A lack of confidence is very common, at every level, as is feeling vaguely discontented with their role. So often people’s stated goals are more about what they feel they ought to want, rather than what they really want! Coaching can really help uncover our true feelings and help set us on a happier, more fulfilling path.
Line managers are often very uncomfortable with emotions in the workplace, and then cannot deal effectively with staff in high-stress situations. They often don’t have the confidence and courage to have the ‘difficult conversation’ with a member of staff, which can have a terribly negative impact on the whole team. Learning through chair-work, role play or visualisation combined, with calming techniques to manage those uncomfortable feelings, can really assist line managers to cope much more effectively with individual staff’s issues. This reduces stress all-round and can inspire confidence, which is incredibly enabling.

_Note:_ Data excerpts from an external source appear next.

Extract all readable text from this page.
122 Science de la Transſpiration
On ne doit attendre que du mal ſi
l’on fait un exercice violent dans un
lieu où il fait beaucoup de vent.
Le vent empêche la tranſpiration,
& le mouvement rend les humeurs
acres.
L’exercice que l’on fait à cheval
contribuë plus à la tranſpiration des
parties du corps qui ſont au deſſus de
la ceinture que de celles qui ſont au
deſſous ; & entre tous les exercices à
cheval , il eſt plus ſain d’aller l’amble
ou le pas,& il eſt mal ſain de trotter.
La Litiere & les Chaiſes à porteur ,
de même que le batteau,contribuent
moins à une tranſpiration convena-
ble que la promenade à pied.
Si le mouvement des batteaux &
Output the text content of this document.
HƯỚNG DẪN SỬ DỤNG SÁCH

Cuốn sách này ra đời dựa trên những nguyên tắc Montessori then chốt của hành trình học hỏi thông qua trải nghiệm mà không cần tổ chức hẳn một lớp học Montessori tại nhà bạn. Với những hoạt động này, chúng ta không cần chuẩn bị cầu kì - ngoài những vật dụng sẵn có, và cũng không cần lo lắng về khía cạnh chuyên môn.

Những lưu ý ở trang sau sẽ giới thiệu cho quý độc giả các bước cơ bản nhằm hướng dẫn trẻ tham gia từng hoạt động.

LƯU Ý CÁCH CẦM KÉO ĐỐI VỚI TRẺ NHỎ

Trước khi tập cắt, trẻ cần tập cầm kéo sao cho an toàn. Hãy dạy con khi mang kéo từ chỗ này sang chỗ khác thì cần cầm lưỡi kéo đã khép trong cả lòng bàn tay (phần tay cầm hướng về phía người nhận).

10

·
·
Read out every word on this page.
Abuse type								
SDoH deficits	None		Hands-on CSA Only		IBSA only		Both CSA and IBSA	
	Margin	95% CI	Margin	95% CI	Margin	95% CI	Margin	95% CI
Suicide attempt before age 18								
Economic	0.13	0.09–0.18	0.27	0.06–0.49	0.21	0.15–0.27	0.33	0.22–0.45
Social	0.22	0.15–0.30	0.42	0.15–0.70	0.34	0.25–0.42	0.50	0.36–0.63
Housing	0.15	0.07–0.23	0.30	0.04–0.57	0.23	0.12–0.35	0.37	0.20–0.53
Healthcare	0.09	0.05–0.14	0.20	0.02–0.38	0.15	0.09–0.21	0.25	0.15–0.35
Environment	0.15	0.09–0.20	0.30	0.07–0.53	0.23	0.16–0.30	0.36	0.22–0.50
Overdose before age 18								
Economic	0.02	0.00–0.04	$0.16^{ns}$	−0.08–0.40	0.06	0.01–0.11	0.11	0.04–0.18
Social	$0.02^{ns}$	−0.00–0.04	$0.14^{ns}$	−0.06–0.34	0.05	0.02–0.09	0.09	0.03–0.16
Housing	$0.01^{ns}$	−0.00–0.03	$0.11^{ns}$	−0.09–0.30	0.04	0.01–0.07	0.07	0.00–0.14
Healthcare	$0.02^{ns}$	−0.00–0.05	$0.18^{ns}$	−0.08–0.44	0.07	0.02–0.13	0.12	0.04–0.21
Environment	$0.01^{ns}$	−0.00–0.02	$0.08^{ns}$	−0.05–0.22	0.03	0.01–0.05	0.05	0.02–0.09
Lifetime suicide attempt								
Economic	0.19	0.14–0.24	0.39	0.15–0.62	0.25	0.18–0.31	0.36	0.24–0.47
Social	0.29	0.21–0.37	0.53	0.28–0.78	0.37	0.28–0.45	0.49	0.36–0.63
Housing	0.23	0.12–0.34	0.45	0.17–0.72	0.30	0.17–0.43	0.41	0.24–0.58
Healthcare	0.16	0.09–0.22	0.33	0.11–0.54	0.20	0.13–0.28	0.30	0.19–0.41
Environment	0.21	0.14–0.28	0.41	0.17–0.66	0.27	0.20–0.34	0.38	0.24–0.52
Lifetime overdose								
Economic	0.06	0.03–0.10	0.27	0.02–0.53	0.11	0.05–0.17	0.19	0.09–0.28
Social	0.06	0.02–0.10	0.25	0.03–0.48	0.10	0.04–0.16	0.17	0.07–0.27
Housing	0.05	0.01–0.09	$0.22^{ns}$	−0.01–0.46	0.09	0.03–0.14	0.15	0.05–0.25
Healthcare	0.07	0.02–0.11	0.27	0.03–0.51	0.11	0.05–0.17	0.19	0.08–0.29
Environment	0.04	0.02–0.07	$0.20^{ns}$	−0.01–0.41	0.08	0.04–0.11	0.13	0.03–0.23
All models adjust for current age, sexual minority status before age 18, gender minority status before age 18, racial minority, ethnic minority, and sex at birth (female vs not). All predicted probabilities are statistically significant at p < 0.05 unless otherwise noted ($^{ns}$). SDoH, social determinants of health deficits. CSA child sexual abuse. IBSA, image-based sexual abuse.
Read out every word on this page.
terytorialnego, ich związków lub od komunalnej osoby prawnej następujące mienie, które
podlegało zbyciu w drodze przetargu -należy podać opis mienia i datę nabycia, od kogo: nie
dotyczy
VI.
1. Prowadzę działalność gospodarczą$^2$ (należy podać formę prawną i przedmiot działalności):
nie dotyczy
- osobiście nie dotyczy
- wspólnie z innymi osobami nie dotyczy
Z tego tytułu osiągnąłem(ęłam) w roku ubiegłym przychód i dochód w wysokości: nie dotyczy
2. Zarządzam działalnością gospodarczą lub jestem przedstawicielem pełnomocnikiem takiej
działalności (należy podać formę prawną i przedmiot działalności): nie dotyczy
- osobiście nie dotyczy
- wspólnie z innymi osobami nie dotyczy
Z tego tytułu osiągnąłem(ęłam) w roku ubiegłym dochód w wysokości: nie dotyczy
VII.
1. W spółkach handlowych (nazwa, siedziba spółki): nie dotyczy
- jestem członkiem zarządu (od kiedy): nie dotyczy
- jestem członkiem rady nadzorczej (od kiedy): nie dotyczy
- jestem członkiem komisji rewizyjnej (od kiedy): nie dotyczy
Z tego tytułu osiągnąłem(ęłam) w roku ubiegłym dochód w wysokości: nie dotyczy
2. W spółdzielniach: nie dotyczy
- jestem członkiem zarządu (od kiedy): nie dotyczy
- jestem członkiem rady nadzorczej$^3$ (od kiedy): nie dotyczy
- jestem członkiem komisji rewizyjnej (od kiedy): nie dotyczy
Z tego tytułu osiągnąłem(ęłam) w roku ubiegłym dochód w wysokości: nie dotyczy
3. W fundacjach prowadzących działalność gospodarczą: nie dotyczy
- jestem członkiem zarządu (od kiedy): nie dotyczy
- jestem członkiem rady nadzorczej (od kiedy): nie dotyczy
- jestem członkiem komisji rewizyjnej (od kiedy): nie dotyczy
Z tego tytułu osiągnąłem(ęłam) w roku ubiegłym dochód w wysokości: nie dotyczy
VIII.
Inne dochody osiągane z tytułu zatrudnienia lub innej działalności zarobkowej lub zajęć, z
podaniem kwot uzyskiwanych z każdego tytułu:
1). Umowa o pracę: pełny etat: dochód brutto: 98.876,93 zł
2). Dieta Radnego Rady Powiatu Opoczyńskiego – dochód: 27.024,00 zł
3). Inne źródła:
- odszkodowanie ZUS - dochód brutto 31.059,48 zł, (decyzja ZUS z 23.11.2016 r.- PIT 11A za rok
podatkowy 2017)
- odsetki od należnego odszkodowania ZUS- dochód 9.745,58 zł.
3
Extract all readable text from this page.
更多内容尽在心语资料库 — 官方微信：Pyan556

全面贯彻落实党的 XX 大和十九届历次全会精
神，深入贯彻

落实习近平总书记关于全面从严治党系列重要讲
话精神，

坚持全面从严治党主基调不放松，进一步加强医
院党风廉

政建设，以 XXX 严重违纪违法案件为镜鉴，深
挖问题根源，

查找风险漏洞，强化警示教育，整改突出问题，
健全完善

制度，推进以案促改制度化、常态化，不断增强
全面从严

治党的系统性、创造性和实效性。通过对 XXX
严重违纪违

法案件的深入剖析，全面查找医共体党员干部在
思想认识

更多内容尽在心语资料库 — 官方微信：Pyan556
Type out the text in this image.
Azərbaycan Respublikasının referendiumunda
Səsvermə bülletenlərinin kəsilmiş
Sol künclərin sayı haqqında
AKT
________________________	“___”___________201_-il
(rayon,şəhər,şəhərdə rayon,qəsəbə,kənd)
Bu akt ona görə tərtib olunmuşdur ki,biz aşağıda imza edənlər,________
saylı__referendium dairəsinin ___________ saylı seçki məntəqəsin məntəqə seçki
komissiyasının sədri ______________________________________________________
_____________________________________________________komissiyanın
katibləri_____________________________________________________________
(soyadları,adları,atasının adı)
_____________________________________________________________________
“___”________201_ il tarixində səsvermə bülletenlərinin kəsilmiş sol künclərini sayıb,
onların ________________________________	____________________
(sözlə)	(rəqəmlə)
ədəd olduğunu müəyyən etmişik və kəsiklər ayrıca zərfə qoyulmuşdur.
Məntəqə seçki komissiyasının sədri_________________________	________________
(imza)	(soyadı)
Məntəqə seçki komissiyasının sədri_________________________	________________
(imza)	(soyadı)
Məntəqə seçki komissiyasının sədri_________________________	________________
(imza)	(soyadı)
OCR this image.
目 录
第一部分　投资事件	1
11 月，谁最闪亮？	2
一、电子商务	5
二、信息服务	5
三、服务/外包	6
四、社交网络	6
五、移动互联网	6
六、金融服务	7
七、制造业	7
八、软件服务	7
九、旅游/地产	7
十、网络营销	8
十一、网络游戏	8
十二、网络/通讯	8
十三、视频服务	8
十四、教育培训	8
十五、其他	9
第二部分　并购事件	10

How are you measuring the effectiveness of your coaching?
I always provide clients with a feedback form and ask them to complete it within a reasonable time frame. Of course, most people won’t want to criticise, but by adapting techniques used in our coaching training (what should I do more of, less of, using scales) as well as being client-centred (what worked best for you, what worked less-well), I believe I receive constructive and useful feedback. I do always stress to clients that, just like in their coaching sessions, it is important to express their true feelings and beliefs! I always write up anonymised notes after sessions, and note what went well, and what went less well, for my own learning.
Whilst respecting confidentiality, can you tell us about a coaching situation that has had an impact on you?
I do recall a time when I suggested to a client who was having trouble expressing their feelings, and moving on, that they draw what they felt. It made such a difference to their experience and allowed them to get over that barrier. Very simple, but incredibly effective in this instance. Sometimes the simple solutions are the best. Another time, a client who was struggling to manage their team, many of whom were older than they were, told me that not only were they communicating much more effectively with their staff now, but also with their children. That was quite moving, and perfectly illustrates the power of coaching.
What do you find most rewarding about your work as a coach?
It won’t be an original answer, but the feeling that you are making a real difference. And that the difference might well be like the ripples in a pool, reaching out further and further, not just restricted to that client, but to those within the client’s circle, not just at work, but at home.
Our deepest gratitude to Nora for sharing her personal experience of coach training with the AoEC.